Ferry collisions, allisions, and casualties are rare in Puget Sound, but, unfortunately, such incidents are not so uncommon around the world. The latest is a horrible tragedy involving the lives of hundreds of high school students on a field trip, as well as many other people aboard for the usually safe 13.5 hour journey between Incheon and Jeju, South Korea.
This ro-ro (roll on/roll off) ferry, SEWOL, was built in Japan in 1994, and started her life ferrying passengers there as NAMINOUE MARU. She is 481 feet long, 72 feet abeam, with a maximum speed of 22 knots. In 2012, she was bought by a Korean marine company and refitted with more passenger deck space, with increased her maximum capacity to 956 persons. Different sources cite a car capacity ranging between 90 and 200, in addition to space devoted to semi-trucks and TEU containers. SEWOL passed more than one safety and insurance inspection for the new additions and weight increase, was pronounced seaworthy, and was set on the Incheon-Jeju route.
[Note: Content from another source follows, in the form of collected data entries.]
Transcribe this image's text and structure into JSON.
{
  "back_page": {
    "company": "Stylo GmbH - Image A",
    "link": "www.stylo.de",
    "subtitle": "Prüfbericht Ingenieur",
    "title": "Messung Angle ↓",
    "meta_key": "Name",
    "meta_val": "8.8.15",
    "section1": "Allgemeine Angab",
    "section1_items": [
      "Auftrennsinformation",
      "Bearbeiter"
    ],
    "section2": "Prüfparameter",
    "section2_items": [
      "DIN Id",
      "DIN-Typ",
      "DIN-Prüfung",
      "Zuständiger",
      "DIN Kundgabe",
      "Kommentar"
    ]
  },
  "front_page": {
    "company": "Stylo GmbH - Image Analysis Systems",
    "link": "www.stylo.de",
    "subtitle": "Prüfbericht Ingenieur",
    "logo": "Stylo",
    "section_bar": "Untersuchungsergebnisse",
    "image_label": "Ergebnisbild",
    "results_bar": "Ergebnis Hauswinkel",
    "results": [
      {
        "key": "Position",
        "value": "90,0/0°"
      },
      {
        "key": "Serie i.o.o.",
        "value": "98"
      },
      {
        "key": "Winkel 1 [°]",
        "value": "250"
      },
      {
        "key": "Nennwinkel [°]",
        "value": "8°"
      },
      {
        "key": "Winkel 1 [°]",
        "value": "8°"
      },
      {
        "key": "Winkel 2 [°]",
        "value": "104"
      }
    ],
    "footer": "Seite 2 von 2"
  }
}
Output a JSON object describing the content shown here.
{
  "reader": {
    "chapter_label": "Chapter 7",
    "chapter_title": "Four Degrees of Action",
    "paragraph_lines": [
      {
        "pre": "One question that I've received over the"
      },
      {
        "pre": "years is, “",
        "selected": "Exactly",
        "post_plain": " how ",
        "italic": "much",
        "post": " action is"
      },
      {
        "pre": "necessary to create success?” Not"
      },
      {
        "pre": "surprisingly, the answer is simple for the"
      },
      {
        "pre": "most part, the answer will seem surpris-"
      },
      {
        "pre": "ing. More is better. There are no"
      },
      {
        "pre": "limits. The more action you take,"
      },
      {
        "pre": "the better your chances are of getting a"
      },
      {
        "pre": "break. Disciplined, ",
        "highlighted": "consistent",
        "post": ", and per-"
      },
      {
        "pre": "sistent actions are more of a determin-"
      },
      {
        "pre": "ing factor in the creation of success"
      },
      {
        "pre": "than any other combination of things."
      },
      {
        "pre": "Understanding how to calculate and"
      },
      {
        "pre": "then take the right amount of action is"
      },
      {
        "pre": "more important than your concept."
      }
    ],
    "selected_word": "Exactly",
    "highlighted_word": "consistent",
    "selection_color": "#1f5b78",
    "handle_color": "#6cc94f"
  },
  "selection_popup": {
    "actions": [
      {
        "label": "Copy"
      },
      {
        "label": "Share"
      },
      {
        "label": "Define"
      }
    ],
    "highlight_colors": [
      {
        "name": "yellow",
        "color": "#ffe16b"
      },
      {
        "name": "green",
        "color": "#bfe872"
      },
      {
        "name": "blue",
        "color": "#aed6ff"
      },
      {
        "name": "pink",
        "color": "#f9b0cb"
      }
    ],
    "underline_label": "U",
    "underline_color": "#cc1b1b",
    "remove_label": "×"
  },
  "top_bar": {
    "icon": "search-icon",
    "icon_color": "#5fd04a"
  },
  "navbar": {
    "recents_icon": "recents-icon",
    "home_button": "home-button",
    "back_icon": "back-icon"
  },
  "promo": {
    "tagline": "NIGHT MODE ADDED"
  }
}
On April 16, there were 476 people known to be on board SEWOL. According to reports, 339 of these people were high school students from Danwon High School in Ansan, which is not too far from Seoul, along with some of their teachers. The rest of the people were passengers on other business, and crew. About 16 miles from shore off the southern tip of South Korea, shortly before 9:00 a.m. KST, in calm weather, SEWOL made a hard turn and began to list. Minutes later, a loud noise reverberated. Whilst most of the passengers obeyed the captain’s instructions to remain in their quarters, SEWOL listed ever farther to port, eventually to a degree which removed all hope of evacuating those passengers. By the time the captain made the call to abandon ship, about an half-hour after that hard turn, the intercom system no longer functioned. Good Samaritans in the area and arriving rescue workers saved as many people as they could find, as the SEWOL beam listed perpendicular to the sea, trapping students and other passengers inside. SEWOL took over three hours to sink completely into seas where SAR divers report visibility to be mere inches in front of their faces.